Reference Financial Services received an administrative penalty of €114,000 for inadequate client and transaction monitoring, announced Luxembourg’s financial regulator, the CSSF, on Tuesday. Archive photo: Romain Gamba / Maison Moderne

Reference Financial Services received an administrative penalty of €114,000 for inadequate client and transaction monitoring, announced Luxembourg’s financial regulator, the CSSF, on Tuesday. Archive photo: Romain Gamba / Maison Moderne

The Luxembourg Financial Sector Supervisory Commission (CSSF) has fined Reference Financial Services €114,000 for significant breaches in anti-money laundering, counter-financing of terrorism and internal governance. These breaches included inadequate client screening and reporting procedures.

Due to failures in complying with anti-money laundering (AML), counter-financing of terrorism (CFT) obligations and conflict of interest management, Reference Financial Services, a specialised professional of the financial sector (PFS), was handed a €114,000 penalty by the Luxembourg Financial Sector Supervisory Commission (CSSF). The regulator flaggeddeficiencies in client information verification, transaction monitoring and internal governance practices. Reference Financial Services--authorised as a registrar agent, family office and corporate domiciliation agent, among other roles--faced this penalty following a CSSF onsite inspection focusing on its AML/CFT framework, the regulator on Tuesday 16 January 2024.

The inspection revealed significant breaches in both AML/CFT and internal governance frameworks. These included inadequate name screening controls, failing to detect individuals subject to financial prohibitions and restrictive measures, a violation of CSSF regulations.

Furthermore, the PFS’s client onboarding processes and maintenance of client files were found to be deficient, constituting a breach of both the AML/CFT law and CSSF regulations, as the PFS lacked complete and corroborated information on clients’ sources of funds. The CSSF also noted a failure in periodically reviewing clients’ files.

The PFS’s transaction monitoring and ongoing due diligence were also insufficient, according to the regulator, breaching the AML/CFT law and CSSF rules. Additionally, despite indications of potential money laundering, the PFS either failed to report or delayed reporting to the Financial Intelligence Unit, also a breach of the AML/CFT law and grand-ducal regulation.

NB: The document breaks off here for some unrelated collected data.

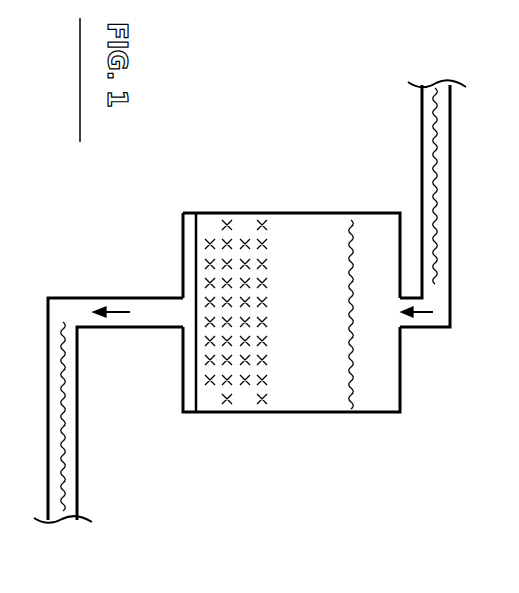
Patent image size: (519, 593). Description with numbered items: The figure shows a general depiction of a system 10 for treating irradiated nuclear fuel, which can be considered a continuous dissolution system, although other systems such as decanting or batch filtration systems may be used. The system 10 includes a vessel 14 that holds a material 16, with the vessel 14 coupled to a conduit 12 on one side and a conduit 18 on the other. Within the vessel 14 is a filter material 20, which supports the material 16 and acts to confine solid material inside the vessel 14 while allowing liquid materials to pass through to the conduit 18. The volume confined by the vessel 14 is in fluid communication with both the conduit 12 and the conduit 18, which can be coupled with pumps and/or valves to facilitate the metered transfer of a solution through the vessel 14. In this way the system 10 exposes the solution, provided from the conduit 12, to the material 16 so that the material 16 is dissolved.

The system 10 is at (440, 450).
The conduit 12 is at (443, 185).
The vessel 14 is at (320, 412).
The material 16 is at (228, 213).
The conduit 18 is at (70, 400).
The filter material 20 is at (190, 412).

The CSSF found that the firm’s AML/CFT procedures were inadequate, merely replicating legal and regulatory texts without practical implementation measures, in non-compliance with the AML/CFT law and CSSF rules. Moreover, the PFS’s risk-based approach was inconsistent and lacked comprehensive risk factor consideration.

Furthermore, the internal governance framework of the Reference Financial Services presented potential conflicts of interest due to the combination of commercial and AML/CFT functions by several individuals without adequate mitigation measures. This, too, was a breach of the law on the financial sector (LFS), the AML/CFT law and CSSF regulations.

Reference Financial Services had not responded by the time of publication of this article to Delano’s email request for a statement.